MongoDB Guests for MongoDB

Posted on Mar 20

How to Use MongoDB’s Text Search

#mongodb #python

This tutorial was written by Damilola Oladele.

How to Use MongoDB's Text Search

MongoDB Search is an embedded full-text search engine that lives inside your MongoDB deployment. You don't need to run a separate search system alongside your database. You get fine-grained text indexing, a rich query language for complex search logic, customizable relevance scoring, and advanced features like autocomplete and faceted search.

This tutorial shows you how to insert a sample book catalog into MongoDB, create a search index, and run six types of text search queries in Python.

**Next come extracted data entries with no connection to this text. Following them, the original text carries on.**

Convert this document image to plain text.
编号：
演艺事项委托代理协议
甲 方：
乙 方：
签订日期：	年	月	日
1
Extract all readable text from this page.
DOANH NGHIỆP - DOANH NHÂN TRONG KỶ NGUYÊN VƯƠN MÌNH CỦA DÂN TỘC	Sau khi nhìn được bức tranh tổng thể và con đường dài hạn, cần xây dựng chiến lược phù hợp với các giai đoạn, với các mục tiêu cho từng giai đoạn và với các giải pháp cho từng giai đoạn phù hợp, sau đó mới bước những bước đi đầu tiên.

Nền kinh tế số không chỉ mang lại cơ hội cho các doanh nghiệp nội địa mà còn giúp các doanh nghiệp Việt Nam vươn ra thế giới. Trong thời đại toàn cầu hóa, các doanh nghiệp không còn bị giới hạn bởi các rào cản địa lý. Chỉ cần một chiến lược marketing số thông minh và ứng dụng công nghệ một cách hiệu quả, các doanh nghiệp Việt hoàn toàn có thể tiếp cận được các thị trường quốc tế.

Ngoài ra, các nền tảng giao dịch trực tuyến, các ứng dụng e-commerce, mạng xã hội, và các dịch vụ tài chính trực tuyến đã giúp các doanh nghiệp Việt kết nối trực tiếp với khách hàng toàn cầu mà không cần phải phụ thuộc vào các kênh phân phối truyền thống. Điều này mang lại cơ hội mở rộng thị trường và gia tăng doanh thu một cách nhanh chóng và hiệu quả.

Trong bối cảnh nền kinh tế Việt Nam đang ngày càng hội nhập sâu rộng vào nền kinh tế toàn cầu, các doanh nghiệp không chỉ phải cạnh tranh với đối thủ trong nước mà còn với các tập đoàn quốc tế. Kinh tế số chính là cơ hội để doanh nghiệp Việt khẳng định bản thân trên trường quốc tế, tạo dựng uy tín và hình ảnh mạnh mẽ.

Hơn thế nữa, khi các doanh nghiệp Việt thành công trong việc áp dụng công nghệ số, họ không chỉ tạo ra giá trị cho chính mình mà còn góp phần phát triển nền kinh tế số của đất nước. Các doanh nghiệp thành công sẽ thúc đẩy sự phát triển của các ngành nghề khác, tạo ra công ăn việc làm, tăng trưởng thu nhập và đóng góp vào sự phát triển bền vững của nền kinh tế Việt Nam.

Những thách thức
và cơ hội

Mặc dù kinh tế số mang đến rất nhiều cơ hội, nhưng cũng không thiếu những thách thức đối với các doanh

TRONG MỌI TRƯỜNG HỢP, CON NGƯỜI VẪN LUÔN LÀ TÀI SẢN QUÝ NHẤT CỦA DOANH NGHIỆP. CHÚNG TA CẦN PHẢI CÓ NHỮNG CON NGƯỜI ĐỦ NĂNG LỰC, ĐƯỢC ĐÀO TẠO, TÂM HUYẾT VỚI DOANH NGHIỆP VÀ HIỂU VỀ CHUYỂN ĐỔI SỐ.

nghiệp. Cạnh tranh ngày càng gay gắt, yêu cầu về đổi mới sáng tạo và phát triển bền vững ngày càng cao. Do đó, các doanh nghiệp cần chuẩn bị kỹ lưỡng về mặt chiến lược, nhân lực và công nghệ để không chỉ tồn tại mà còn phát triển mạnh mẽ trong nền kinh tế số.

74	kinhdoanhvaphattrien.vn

You'll learn the following in this tutorial:

What search queries, search indexes, and search analyzers are in MongoDB
How to insert sample data and create a search index
How to run a basic text search
How to search across multiple fields
How to search with fuzzy matching
How to search for a term while excluding another word
How to combine search conditions with the compound operator
How to include relevance scores in your results

You can find all the code samples for this tutorial in the GitHub repository.

What You Need to Know Before You Start

Three concepts are central to text search in MongoDB. They'll help you understand why each search operation behaves the way it does.

Search queries

A search query asks MongoDB to find documents that are relevant to a term or phrase. Search queries are different from traditional database queries. A traditional database query follows a strict syntax and returns exact matches. On the other hand, a search query can match similar phrases, tolerate typos, support wildcards, and rank results by how relevant they are.

MongoDB Search queries take the form of an aggregation pipeline stage. The $search stage returns the actual search results. The $searchMeta stage returns metadata about the results, such as counts or facet data. Both stages must come first in your aggregation pipeline. You then chain additional stages, like $project or $limit, after them.

Search indexes

A search index is a data structure that maps terms to the documents that contain them. Think of it like the index at the back of a book. Instead of scanning every page to find a topic, you look it up in the index and go straight to the right pages. A search index works the same way. MongoDB consults it instead of scanning every document in your collection, thereby improving search speed.

You must create a search index before you can run any $search queries.

Search analyzers and tokens

An analyzer controls how MongoDB transforms your text into searchable units called tokens. This transformation happens both when MongoDB builds the index and when it processes your query. The analyzer you choose determines which tokens end up in the index and which tokens your query produces.

MongoDB Search ships with five built-in analyzers. The one you choose shapes what your search can and can't find.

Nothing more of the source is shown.